Have you noticed all of the awesome strawberry sales lately? For me as soon as I see strawberries in season my mind goes to whip cream, and cake… yes, I may have a dessert problem. Strawberry Shortcake is one of those desserts that just makes you happy. Seriously, just try it after a rough day.
First, true Strawberry Shortcake needs to have a moist soft cake. It’s just wrong to use a dry biscuit type cake, please don’t go there. The best option is an Angel Food Cake.
If you’ve always bought your angel food cake, then you are really missing out. Angel Food cake is fun to make, and tastes better than any store bought version. It is more complex than just opening a box mix for cake, but in the end you’ll feel like a master chef and your family will think you are amazing. It’s not hard to make though, just complex. Your kids will also love to help and will be pretty sure that you are making a cake out of frosting…
Frugally, the hardest part of an Angel Food Cake is the 12 egg yolks. It’s incredibly hard to not use the 12 yolks. So, tune in tomorrow night for another great cake that will use all 12 egg yolks!
Traditional Strawberry Shortcake
A small taste of heaven is Angel Food Cake turned into a traditional Strawberry Shortcake.
For Angel Food Cake:
- 1 ½ cups powdered sugar
- 1 cup flour
- 1 ½ cups egg whites (12)
- 1 ½ teaspoons cream of tartar
- 1 cup granulated sugar
- 1 ½ teaspoons vanilla
- ½ teaspoon almond extract
- ¼ teaspoon salt
- 2 pints of Fresh Strawberries
- 1 package of Whipped Topping
- Move oven rack to lowest position. Heat oven to 375ºF.
- Sift powdered sugar and flour twice; set aside. (If you use cake flour you can sift once).
- Beat egg whites and cream of tartar on medium speed until foamy.
- Beat in granulated sugar, 2 tablespoons at a time, on high speed,
- Add vanilla, almond extract and salt after the last addition of sugar.
- Continue beating until stiff and glossy meringue forms. Do not underbeat.
- Add sifted sugar and flour, 1/4 cup at a time, over meringue, folding in with a spatula. Mix just until added mixture disappears, do not over mix.
- Push batter into ungreased angel food cake pan (tube pan). Move spatula up and down throughout mixture in the pan to remove any air bubbles. Smooth top of the cake with spatula.
- Wipe off any extra off the top of the pan. This stuff can get messy as you put it in the pan...
- Bake 45 to 50 minutes at 375°or until cracks feel dry and top springs back when touched lightly.
- Immediately turn pan upside down and let cake cool on rack.
Strawberry Topping Directions:
- While cake is baking, wash and slice strawberries.

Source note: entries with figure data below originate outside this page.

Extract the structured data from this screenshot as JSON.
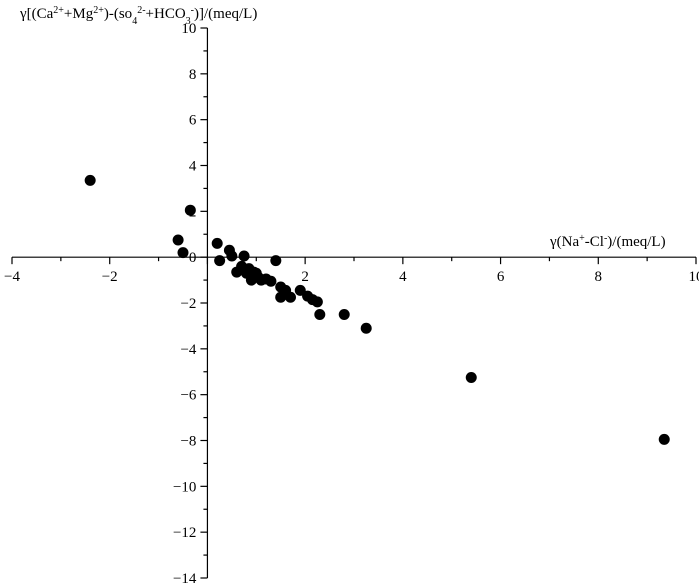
{
  "chart_data": {
    "type": "scatter",
    "title": "",
    "xlabel": "γ(Na⁺-Cl⁻)/(meq/L)",
    "ylabel": "γ[(Ca²⁺+Mg²⁺)-(so₄²⁻+HCO₃⁻)]/(meq/L)",
    "xlim": [
      -4,
      10
    ],
    "ylim": [
      -14,
      10
    ],
    "xticks": [
      -4,
      -2,
      0,
      2,
      4,
      6,
      8,
      10
    ],
    "yticks": [
      -14,
      -12,
      -10,
      -8,
      -6,
      -4,
      -2,
      0,
      2,
      4,
      6,
      8,
      10
    ],
    "grid": false,
    "legend": "none",
    "series": [
      {
        "x": [
          -2.4,
          -0.6,
          -0.5,
          -0.35,
          0.2,
          0.25,
          0.45,
          0.5,
          0.6,
          0.7,
          0.75,
          0.8,
          0.85,
          0.9,
          0.95,
          1.0,
          1.05,
          1.1,
          1.2,
          1.3,
          1.4,
          1.5,
          1.5,
          1.6,
          1.7,
          1.9,
          2.05,
          2.15,
          2.25,
          2.3,
          2.8,
          3.25,
          5.4,
          9.35
        ],
        "y": [
          3.35,
          0.75,
          0.2,
          2.05,
          0.6,
          -0.15,
          0.3,
          0.05,
          -0.65,
          -0.4,
          0.05,
          -0.7,
          -0.5,
          -1.0,
          -0.65,
          -0.7,
          -0.9,
          -1.0,
          -0.95,
          -1.05,
          -0.15,
          -1.3,
          -1.75,
          -1.45,
          -1.75,
          -1.45,
          -1.7,
          -1.85,
          -1.95,
          -2.5,
          -2.5,
          -3.1,
          -5.25,
          -7.95
        ]
      }
    ],
    "colors": {
      "marker": "#000000",
      "axis": "#000000"
    }
  }
}
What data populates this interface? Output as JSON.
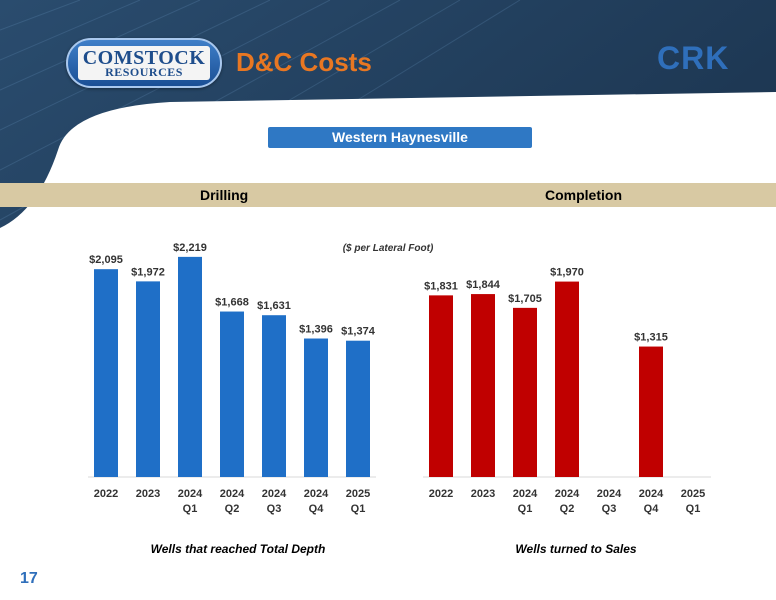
{
  "header": {
    "logo_top": "COMSTOCK",
    "logo_bottom": "RESOURCES",
    "title": "D&C Costs",
    "ticker": "CRK"
  },
  "region_banner": "Western Haynesville",
  "sections": {
    "drilling_label": "Drilling",
    "completion_label": "Completion"
  },
  "page_number": "17",
  "colors": {
    "drilling_bar": "#1f6fc7",
    "completion_bar": "#c00000",
    "header_bg": "#1b3553",
    "section_bar": "#d8c9a3",
    "title": "#e87722"
  },
  "chart_data": [
    {
      "type": "bar",
      "title": "Drilling",
      "annotation": "($ per Lateral Foot)",
      "xlabel": "Wells that reached Total Depth",
      "categories": [
        [
          "2022"
        ],
        [
          "2023"
        ],
        [
          "2024",
          "Q1"
        ],
        [
          "2024",
          "Q2"
        ],
        [
          "2024",
          "Q3"
        ],
        [
          "2024",
          "Q4"
        ],
        [
          "2025",
          "Q1"
        ]
      ],
      "values": [
        2095,
        1972,
        2219,
        1668,
        1631,
        1396,
        1374
      ],
      "data_labels": [
        "$2,095",
        "$1,972",
        "$2,219",
        "$1,668",
        "$1,631",
        "$1,396",
        "$1,374"
      ],
      "ylim": [
        0,
        2400
      ]
    },
    {
      "type": "bar",
      "title": "Completion",
      "xlabel": "Wells turned to Sales",
      "categories": [
        [
          "2022"
        ],
        [
          "2023"
        ],
        [
          "2024",
          "Q1"
        ],
        [
          "2024",
          "Q2"
        ],
        [
          "2024",
          "Q3"
        ],
        [
          "2024",
          "Q4"
        ],
        [
          "2025",
          "Q1"
        ]
      ],
      "values": [
        1831,
        1844,
        1705,
        1970,
        null,
        1315,
        null
      ],
      "data_labels": [
        "$1,831",
        "$1,844",
        "$1,705",
        "$1,970",
        "",
        "$1,315",
        ""
      ],
      "ylim": [
        0,
        2400
      ]
    }
  ]
}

- Add sugar lightly over the berries (maybe ?-¼ cup per 16 oz of strawberries)
- Let sit for 30 minutes, until sugar is dissolved and strawberries have released some juice.
- Layer cake with strawberries and whipped topping.
To make this look fancy layer it in a trifle dish or in single serve glasses. You can't go wrong in any clear container. Also get creative and more colorful by adding a layer of fresh blueberries (think July 4th).